Scientific Background

Kalliopi Pitarokoili

The spectrum of inflammatory polyneuropathies ranges from acute variants such as Guillain-Barré syndrome (GBS) to chronic neuropathies such as chronic inflammatory demyelinating polyneuropathy (CIDP). Both forms are characterized by an autoimmune reaction that leads to increased mortality and disability. We conduct in vivo research with animal models and in vitro research with cell cultures to gain a better understanding of the underlying immunological mechanisms and to develop new therapeutic options, both in the context of immunodulatory substances and in the context of nutrition.

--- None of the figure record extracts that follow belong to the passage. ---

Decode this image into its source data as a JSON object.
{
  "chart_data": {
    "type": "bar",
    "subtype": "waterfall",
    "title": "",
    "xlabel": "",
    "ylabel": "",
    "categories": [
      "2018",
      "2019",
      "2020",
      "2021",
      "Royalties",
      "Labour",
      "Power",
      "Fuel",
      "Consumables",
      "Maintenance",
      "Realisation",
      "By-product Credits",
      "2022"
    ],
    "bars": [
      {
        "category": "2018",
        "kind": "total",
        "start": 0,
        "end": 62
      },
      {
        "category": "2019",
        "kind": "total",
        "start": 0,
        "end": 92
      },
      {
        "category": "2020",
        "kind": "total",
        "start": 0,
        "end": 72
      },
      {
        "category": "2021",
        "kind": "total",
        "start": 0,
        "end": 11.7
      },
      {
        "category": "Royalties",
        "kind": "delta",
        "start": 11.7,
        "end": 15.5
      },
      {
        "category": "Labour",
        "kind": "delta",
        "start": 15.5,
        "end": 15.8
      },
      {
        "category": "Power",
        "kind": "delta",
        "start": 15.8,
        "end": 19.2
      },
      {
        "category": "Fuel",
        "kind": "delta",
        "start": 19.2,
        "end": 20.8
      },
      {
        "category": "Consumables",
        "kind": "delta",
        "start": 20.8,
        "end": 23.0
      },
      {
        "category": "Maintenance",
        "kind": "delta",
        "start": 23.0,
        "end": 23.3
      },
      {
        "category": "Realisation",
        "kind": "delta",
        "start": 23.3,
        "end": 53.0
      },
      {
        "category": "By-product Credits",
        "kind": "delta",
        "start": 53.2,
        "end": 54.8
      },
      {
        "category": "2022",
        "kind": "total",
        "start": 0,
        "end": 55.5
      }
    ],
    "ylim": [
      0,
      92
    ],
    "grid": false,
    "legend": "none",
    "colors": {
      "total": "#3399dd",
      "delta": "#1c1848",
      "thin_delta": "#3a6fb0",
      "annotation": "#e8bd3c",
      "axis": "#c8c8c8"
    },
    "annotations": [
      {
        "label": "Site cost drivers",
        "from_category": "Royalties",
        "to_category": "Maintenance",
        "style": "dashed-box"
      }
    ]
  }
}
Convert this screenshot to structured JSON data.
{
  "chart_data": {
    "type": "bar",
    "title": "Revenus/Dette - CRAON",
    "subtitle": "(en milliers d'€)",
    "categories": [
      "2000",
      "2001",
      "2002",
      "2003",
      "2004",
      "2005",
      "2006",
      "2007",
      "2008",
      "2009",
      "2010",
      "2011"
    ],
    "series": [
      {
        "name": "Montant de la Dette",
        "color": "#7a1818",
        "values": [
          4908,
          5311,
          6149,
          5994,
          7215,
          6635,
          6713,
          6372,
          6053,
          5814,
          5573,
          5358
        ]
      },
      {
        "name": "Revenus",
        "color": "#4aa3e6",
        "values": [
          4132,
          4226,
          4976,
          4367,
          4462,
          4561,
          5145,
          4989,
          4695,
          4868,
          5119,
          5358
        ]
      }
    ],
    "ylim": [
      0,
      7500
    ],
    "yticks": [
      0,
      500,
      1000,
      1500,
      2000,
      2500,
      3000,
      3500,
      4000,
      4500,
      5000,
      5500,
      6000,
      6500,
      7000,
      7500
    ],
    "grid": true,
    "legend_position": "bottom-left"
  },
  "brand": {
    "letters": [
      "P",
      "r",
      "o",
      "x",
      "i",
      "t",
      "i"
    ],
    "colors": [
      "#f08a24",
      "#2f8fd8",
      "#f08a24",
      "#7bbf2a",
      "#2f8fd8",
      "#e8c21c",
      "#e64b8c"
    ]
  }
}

Through the INHIBIT patient registry, founded in 2019, we examine clinical markers of inflammatory activity and characterize serum parameters of disease activity. The register is part of the biobank network of the Ruhr University Bochum BioNet.RUB.

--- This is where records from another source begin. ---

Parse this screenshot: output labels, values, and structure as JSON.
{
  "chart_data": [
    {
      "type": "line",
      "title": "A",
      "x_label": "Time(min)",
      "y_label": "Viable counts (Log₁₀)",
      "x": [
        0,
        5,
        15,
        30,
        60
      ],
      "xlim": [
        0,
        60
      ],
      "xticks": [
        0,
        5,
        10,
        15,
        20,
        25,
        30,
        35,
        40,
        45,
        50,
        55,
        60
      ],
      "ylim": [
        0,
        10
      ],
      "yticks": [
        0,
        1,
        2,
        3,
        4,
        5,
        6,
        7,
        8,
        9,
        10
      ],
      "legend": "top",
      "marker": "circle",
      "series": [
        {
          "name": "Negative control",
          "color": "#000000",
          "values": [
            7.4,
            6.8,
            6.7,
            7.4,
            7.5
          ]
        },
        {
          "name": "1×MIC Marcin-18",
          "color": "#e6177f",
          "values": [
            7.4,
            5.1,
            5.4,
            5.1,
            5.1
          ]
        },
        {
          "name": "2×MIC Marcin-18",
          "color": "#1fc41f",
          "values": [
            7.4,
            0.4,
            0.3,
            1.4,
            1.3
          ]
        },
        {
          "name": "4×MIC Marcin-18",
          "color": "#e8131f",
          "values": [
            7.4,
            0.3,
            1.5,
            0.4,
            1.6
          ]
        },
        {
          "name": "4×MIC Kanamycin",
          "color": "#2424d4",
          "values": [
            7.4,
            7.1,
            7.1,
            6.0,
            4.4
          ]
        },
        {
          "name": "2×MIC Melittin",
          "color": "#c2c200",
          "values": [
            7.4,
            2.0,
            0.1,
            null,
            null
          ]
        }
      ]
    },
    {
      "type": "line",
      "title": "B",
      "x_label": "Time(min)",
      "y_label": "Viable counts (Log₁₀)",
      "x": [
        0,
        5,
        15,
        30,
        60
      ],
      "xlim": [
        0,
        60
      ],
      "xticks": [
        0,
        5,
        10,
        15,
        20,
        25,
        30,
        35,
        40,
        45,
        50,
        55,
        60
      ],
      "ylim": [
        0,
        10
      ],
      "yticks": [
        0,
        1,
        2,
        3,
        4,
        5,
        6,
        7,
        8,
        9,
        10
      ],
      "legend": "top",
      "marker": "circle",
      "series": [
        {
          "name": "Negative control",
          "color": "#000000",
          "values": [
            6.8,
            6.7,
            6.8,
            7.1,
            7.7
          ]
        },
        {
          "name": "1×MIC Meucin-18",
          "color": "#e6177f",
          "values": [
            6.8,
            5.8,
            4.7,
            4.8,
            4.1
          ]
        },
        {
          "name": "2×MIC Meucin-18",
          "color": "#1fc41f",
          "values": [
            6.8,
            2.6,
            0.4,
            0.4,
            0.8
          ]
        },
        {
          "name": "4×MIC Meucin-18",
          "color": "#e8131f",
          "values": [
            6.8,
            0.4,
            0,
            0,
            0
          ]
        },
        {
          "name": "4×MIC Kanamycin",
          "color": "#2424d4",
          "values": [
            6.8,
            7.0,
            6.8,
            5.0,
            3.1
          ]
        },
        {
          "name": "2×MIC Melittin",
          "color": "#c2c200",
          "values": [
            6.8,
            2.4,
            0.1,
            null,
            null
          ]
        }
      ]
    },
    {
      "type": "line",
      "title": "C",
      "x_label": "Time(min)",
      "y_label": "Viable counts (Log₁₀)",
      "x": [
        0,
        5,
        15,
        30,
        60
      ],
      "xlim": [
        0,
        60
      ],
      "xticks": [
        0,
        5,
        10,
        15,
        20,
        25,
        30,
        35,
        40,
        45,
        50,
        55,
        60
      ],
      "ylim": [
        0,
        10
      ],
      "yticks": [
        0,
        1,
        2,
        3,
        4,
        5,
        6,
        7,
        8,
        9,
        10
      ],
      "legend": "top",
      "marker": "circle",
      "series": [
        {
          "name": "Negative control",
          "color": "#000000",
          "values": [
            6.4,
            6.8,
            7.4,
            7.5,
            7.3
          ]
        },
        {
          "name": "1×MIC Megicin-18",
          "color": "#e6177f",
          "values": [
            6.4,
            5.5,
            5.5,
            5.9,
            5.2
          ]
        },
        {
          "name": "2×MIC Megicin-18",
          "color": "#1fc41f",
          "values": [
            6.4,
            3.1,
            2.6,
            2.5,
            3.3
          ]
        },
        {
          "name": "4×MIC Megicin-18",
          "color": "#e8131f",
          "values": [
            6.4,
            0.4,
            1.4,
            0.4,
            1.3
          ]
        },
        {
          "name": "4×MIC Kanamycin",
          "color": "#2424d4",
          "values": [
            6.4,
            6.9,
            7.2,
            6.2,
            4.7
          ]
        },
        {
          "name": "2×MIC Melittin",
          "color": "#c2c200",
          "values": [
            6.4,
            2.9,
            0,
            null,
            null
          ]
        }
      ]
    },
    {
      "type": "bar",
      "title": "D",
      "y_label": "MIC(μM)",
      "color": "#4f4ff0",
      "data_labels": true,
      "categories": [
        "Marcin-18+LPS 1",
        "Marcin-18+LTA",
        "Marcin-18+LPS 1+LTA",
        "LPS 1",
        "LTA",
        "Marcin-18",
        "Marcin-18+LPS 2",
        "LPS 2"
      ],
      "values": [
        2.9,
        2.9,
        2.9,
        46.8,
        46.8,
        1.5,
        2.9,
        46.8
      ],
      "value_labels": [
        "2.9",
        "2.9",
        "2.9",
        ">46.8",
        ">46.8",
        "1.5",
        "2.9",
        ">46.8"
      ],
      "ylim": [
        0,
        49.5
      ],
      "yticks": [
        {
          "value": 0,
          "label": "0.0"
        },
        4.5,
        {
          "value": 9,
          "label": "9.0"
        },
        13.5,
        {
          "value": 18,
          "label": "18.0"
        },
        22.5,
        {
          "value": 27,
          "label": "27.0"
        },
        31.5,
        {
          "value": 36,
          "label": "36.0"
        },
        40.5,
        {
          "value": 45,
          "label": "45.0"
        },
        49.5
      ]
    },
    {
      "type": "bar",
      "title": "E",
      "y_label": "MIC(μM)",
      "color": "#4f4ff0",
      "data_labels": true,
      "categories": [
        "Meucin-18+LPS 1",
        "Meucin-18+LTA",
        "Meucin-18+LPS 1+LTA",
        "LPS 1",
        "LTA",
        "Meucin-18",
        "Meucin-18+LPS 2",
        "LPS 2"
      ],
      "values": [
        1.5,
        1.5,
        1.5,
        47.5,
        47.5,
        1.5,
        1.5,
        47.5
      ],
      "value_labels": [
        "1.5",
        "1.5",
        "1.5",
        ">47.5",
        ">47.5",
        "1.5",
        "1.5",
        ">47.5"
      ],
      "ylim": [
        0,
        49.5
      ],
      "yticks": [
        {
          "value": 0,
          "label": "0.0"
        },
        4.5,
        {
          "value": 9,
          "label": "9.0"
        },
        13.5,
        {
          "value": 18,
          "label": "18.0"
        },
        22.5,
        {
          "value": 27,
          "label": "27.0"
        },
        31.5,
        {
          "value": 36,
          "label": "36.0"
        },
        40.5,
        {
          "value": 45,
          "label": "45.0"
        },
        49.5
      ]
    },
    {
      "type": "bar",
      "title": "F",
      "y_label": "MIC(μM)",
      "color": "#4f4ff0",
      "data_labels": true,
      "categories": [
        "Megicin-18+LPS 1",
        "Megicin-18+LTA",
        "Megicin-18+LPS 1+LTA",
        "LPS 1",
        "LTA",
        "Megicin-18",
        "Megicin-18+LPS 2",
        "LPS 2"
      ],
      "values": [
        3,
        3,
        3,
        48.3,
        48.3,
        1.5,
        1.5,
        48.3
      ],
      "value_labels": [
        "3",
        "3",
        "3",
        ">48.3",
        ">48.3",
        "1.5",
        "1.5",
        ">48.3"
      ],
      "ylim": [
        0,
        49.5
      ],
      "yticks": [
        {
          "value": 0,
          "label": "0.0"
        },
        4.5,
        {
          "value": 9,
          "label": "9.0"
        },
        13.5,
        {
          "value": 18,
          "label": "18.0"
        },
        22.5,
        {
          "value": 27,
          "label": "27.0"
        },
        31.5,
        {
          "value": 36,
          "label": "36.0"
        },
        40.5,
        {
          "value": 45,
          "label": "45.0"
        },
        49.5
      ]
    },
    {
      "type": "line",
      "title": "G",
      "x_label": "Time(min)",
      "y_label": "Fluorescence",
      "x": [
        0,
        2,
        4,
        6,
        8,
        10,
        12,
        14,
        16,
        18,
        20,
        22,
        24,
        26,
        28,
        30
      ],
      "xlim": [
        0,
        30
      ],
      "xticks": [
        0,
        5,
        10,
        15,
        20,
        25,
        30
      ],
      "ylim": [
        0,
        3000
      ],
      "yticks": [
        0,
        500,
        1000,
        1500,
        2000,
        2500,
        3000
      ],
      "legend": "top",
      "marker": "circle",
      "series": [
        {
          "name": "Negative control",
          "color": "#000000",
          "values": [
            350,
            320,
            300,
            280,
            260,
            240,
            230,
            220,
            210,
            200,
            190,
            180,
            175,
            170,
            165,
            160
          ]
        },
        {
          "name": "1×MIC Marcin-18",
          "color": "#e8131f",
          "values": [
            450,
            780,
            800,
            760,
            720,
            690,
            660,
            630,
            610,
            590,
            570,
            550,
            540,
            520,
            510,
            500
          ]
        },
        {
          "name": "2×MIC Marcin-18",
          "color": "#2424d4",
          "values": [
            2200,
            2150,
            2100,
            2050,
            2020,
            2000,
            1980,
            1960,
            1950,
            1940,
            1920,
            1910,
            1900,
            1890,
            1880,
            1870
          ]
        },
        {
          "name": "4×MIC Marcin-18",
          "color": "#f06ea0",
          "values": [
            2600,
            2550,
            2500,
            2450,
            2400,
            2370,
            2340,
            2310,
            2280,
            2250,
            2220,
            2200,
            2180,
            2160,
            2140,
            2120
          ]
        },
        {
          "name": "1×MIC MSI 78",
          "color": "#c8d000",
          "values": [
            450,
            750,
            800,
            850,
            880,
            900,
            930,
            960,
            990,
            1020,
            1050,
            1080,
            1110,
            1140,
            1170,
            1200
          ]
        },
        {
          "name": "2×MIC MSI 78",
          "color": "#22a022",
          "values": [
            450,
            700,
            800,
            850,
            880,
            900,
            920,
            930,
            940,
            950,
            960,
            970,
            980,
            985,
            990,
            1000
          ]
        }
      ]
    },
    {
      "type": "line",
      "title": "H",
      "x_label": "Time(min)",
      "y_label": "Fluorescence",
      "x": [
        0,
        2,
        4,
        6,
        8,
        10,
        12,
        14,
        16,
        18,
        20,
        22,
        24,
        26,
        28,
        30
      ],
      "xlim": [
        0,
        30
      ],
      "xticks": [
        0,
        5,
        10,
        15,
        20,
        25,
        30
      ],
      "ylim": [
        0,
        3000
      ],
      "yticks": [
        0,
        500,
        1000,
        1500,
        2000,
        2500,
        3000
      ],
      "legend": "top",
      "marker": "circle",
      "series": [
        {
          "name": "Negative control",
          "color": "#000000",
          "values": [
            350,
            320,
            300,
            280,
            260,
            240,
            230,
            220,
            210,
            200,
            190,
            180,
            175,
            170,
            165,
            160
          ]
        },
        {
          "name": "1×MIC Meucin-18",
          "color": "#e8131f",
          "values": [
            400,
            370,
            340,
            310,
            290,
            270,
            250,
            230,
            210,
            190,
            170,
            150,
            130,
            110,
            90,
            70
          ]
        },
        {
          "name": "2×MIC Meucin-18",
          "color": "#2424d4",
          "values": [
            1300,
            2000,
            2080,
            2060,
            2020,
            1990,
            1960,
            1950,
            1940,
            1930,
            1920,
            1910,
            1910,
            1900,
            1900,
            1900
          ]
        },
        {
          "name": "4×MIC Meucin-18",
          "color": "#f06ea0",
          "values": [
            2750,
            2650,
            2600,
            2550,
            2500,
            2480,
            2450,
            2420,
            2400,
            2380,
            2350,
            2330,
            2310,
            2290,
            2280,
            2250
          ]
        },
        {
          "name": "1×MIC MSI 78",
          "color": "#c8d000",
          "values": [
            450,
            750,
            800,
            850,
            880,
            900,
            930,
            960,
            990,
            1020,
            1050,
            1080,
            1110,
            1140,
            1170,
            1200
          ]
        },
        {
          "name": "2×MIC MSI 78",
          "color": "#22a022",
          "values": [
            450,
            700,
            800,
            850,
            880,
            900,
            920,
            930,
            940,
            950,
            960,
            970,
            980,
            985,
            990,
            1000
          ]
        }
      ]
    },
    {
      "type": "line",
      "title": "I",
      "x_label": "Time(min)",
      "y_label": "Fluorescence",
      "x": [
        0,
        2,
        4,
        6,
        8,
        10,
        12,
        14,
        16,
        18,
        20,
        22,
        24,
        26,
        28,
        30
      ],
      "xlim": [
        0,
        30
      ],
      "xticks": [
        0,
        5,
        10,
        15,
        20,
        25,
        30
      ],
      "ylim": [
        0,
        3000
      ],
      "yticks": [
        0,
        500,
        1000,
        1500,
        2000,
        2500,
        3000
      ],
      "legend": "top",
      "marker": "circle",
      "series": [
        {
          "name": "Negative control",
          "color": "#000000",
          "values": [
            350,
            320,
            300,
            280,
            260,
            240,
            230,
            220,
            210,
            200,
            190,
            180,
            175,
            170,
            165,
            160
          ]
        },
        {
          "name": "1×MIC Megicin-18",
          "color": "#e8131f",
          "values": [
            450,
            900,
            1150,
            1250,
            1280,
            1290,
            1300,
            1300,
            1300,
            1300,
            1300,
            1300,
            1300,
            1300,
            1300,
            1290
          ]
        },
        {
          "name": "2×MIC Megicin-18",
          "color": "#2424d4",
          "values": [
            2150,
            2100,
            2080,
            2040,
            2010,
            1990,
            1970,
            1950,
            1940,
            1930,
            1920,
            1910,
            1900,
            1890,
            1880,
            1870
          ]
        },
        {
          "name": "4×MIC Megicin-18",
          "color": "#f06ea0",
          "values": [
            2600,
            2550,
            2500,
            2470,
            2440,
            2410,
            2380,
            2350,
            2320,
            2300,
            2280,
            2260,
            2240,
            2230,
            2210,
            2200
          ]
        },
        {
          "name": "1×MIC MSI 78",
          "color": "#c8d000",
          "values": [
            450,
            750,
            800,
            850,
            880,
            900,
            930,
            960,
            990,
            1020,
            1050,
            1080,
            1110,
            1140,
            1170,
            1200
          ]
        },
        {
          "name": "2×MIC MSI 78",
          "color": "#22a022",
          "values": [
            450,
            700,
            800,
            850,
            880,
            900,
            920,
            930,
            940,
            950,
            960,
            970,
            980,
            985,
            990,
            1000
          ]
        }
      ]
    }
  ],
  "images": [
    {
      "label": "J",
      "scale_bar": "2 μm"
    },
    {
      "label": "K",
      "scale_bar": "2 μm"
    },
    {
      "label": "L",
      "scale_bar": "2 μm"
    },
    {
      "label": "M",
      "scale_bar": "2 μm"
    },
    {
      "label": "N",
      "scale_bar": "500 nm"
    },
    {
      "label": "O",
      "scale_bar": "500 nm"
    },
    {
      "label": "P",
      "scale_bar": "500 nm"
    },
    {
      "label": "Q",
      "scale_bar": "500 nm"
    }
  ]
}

Contact via inhibit@klikum-bochum.de

INHIBIT publications: https://pubmed.ncbi.nlm.nih.gov/?term=CIDP+pitarokoili+INHIBIT&sort=date


Field Of Work And Methods

  • In vitro cell cultures (Schwann cells, neurons)
  • Organ culture (dorsal root ganglion [DRGs]), slice culture (lymph node sections)
    The neuroimmunological laboratory of the Ruhr University Bochum investigates the autoimmune mechanisms in CIDP. The main goal of this research is personalized medicine, to find a suitable therapy for every patient at an early stage. By the detection of specific antibodies in the serum (NF155, CNTN1 or CASPR1) an individualized adaptation of treatment can take place.
  • Flow cytometry, histology, western blot, ELISA and other immunoassays
  • Experimental autoimmune neuritis: electrophysiological and behavioral studies (Von Frey Hair Test, Rotarod)
  • Skin biopsies and corneal histological analyses

Current Topics / Projects

  • Immunomodulatory and neuroprotective treatment options for experimental autoimmune neuritis in Lewis rats (including ex vivo, in vitro)
  • The role of the intestinal immune system in the development of autoimmune diseases of the peripheral nervous system
  • Transgenic mouse models of autoimmune neuropathies
  • Characterization of serum and CSF antibodies (INHIBIT patient registry) and correlation with clinical parameters

Clinicsl Examination Methods

Nerve and muscle ultrasound

In the recent years, our clinic has increasingly used high-resolution nerve ultrasound as a complementary method to nerve conduction studies for the diagnostic imaging of inflammatory polyneuropathies. By a thorough examination one can reliably assess two main parameters of the nerve morphology, namely the cross-sectional area (CSA) and the structure of the individual nerve fascicles. An increase in CSA serves as a sign of inflammatory affection, which may early distinguish chronic from acute forms of inflammatory neuropathy and should improve with therapy.

Nerve sonography, however, can only detect superficially located neural structures. Anatomically deeper regions, e.g. nerve roots cannot be displayed. The supplementary MRI scan (MR neurography) of the lumbar plexus should close the diagnostic gap and detect inflammation of the nerve roots.

Corneal confocal microscopy

Confocal Corneal Microscopy (CCM) is a technique that reveals the nerve fibers of the cornea as well as cellular (possibly inflammatory) infiltration. Changes in the density or cell infiltration of the corneal nerves may possibly serve as marker of nerve damage or inflammation.